Salvatore Ferragamo wants to double its sales in the medium term

The Italian fashion house Salvatore Ferragamo SpA was able to achieve a significant increase in sales and a high profit in the first quarter of 2022. In addition, the company set itself ambitious goals on Tuesday: With a strategic package of measures that includes higher marketing expenses and investments in its own retail business, supply chains and technological innovations, sales are to be “doubled in the medium term”. One of the plans is to use targeted initiatives to address “new, young customers” more, explained the shoe and leather goods specialist.
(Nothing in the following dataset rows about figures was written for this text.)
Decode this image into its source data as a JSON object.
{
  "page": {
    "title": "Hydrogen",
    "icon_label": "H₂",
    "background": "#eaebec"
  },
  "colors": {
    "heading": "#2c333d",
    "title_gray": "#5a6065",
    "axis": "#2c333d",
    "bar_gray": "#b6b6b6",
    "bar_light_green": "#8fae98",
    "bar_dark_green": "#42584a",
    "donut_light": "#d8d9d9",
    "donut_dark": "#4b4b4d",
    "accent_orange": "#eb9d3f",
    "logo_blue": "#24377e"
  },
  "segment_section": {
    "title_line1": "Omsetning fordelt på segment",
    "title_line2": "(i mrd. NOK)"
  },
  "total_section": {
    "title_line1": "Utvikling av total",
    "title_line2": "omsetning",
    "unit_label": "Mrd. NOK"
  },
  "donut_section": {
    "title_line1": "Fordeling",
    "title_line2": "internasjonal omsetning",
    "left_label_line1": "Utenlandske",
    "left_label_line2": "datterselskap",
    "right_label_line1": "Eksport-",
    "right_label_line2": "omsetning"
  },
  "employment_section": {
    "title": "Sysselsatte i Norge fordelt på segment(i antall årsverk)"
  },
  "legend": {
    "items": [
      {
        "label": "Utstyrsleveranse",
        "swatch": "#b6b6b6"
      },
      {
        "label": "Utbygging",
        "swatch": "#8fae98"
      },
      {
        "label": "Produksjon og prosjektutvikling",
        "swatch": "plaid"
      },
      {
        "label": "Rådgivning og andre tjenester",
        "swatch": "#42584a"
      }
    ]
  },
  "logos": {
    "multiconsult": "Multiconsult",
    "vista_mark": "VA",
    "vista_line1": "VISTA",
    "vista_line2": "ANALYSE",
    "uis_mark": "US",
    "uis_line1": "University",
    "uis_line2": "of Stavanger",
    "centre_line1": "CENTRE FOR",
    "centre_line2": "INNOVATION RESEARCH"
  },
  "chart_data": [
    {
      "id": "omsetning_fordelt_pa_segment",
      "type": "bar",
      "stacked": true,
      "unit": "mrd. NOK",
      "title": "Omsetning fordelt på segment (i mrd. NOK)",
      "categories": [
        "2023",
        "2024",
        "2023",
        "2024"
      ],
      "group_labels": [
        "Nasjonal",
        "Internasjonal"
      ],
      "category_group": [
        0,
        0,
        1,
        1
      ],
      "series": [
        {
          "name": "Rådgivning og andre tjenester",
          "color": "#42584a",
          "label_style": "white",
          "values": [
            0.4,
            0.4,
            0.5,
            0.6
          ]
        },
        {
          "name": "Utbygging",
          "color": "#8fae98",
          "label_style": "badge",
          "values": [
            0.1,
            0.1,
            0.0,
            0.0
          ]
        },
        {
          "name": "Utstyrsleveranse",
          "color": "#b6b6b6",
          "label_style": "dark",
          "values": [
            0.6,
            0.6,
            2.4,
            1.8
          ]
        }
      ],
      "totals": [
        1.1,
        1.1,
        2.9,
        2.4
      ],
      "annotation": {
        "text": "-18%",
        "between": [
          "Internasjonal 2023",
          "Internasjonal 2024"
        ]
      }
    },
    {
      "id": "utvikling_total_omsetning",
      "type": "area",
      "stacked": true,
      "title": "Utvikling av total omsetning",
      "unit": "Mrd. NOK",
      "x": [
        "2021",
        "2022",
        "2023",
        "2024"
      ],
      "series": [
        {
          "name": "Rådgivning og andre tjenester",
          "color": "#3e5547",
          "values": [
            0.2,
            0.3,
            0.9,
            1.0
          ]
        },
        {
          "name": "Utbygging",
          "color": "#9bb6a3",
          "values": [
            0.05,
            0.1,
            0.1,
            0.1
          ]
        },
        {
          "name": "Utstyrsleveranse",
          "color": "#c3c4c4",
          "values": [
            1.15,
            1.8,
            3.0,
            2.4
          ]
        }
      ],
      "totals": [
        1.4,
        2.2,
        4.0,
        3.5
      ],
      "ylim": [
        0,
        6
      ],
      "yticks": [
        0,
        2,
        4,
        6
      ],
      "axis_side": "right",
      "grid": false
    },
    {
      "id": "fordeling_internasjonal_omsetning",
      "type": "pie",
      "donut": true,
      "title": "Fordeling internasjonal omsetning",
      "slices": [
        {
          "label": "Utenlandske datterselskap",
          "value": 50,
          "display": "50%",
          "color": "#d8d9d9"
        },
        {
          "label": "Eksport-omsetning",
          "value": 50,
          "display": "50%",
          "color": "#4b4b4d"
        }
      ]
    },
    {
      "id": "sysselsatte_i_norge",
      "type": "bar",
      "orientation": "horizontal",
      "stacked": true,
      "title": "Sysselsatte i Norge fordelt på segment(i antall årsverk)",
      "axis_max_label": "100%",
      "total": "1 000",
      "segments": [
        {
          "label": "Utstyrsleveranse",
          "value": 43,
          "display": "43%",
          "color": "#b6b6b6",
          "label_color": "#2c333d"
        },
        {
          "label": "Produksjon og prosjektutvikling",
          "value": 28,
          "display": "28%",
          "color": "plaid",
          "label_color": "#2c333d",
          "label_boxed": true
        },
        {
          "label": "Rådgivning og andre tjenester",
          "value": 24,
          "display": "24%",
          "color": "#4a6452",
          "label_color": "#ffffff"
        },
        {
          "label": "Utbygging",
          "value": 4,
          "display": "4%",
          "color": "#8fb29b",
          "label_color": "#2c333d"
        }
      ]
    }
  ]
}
In the months from January to March, sales amounted to EUR 289.4 million and were thus 23.2 percent (currency-adjusted +20.6 percent) above the level of the same quarter of the previous year. Strong growth in most market regions contributed to this. In Europe, sales increased by 41.3 percent (currency-adjusted +45.0 percent) to EUR 60.4 million, in North America by 46.1 percent (currency-adjusted +39.8 percent) to EUR 83.0 million and in Central and South America by 52.3 percent (currency-adjusted +42.5 percent) to 17.1 million euros.

Revenues in Japan increased by 17.7 percent (currency-adjusted +20.9 percent) to 25.5 million euros. The Asia-Pacific region underperformed significantly due to the impact of the Covid-19 pandemic on business in China. Sales there, at 103.4 million, were only slightly above the previous year’s level (+0.9 percent). Adjusted for currency effects, it even fell by 2.0 percent.

Thanks to the significant sales growth and a higher proportion of non-discounted products, the company was also able to significantly improve its earnings. Operating profit reached EUR 23.6 million, more than three times higher than in the same period last year, when it was EUR 6.7 million. The bottom line was that the numbers were back in the black: the quarterly surplus attributable to the shareholders was 13.7 million euros, after a corresponding net loss of 1.2 million euros had been posted in the first quarter of 2021.